North of Concord Avenue and west of Alewife Brook Parkway a variety of light-industrial uses predominate, including Anderson & McQuaid Millwork, Longleaf Lumber's reclaimed wood warehouse and showroom, the scene shop of the American Repertory Theater, and the C.J. Mabardy disposal station, but since 2010 a steady encroachment of residential buildings has been occurring from the east. The Sancta Maria Nursing Facility and the private Fayerweather Street School are also situated in this area.

Near the Belmont line, a few streets in the neighborhood are mainly residential. There are also a few isolated houses on Concord Avenue, and a senior living center overlooking Fresh Pond; condominiums have gone up on Wheeler Street. In 2011, a developer purchased 70 Fawcett Street and was in the process of constructing a 428-unit residential complex.

Blair Pond, on the western edge of Cambridge Highlands, is part of Alewife Brook Reservation, which continues north of the Fitchburg Line.

To the southwest is the 155-acre Fresh Pond Golf Course which acts as a permeable sink for groundwater to recharge the reservoir.

==History==
Originally, the area was merely swampland between Spy Pond and Fresh Pond, drained by Alewife Brook. What is now Concord Avenue was laid out sometime between 1805 and 1812 as the eastern part of the Cambridge and Concord Turnpike, proceeding directly from the new West Boston Bridge to the center of Concord, Massachusetts.

The Fitchburg Railroad opened in 1843, with stations on both sides of the wetlands (Blanchard Road and Brickworks). A spur to serve freight customers was constructed before the rest of the local street grid, explaining some of the unusual present-day property lines. It ran diagonally from northeast (near the bend in Fawcett Street) to southwest (terminating near customers on Concord Ave at Smith Place).
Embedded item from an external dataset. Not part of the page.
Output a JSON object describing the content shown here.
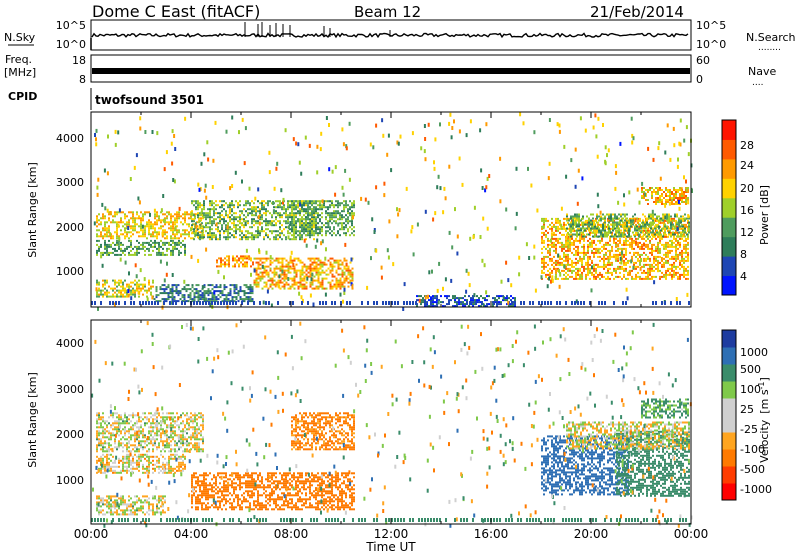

As of 2013, abandoned sidings can still be found south of the Fitchburg main line, which presently carries MBTA Commuter Rail service as the Fitchburg Line (though with no stops in Cambridge Highlands). The Watertown Branch Railroad began construction in 1847, diverging from the Fitchburg main line east of present-day New Street. It skirts Fresh Pond to the east, and provided passenger service to Waltham until 1938. Freight service continued until 2007 or 2009; the railroad was officially abandoned in 2011 and is being turned into a rail trail in segments. The curve of the Watertown Branch defines the rear boundary of the Fresh Pond Mall and the curve of the industrial buildings on New Street.

By 1903, there were still sparse development improvements other than the railroads, Concord Avenue, and a few nearby industrial buildings. The neighborhood was urbanized into a largely industrial area in the 1900s.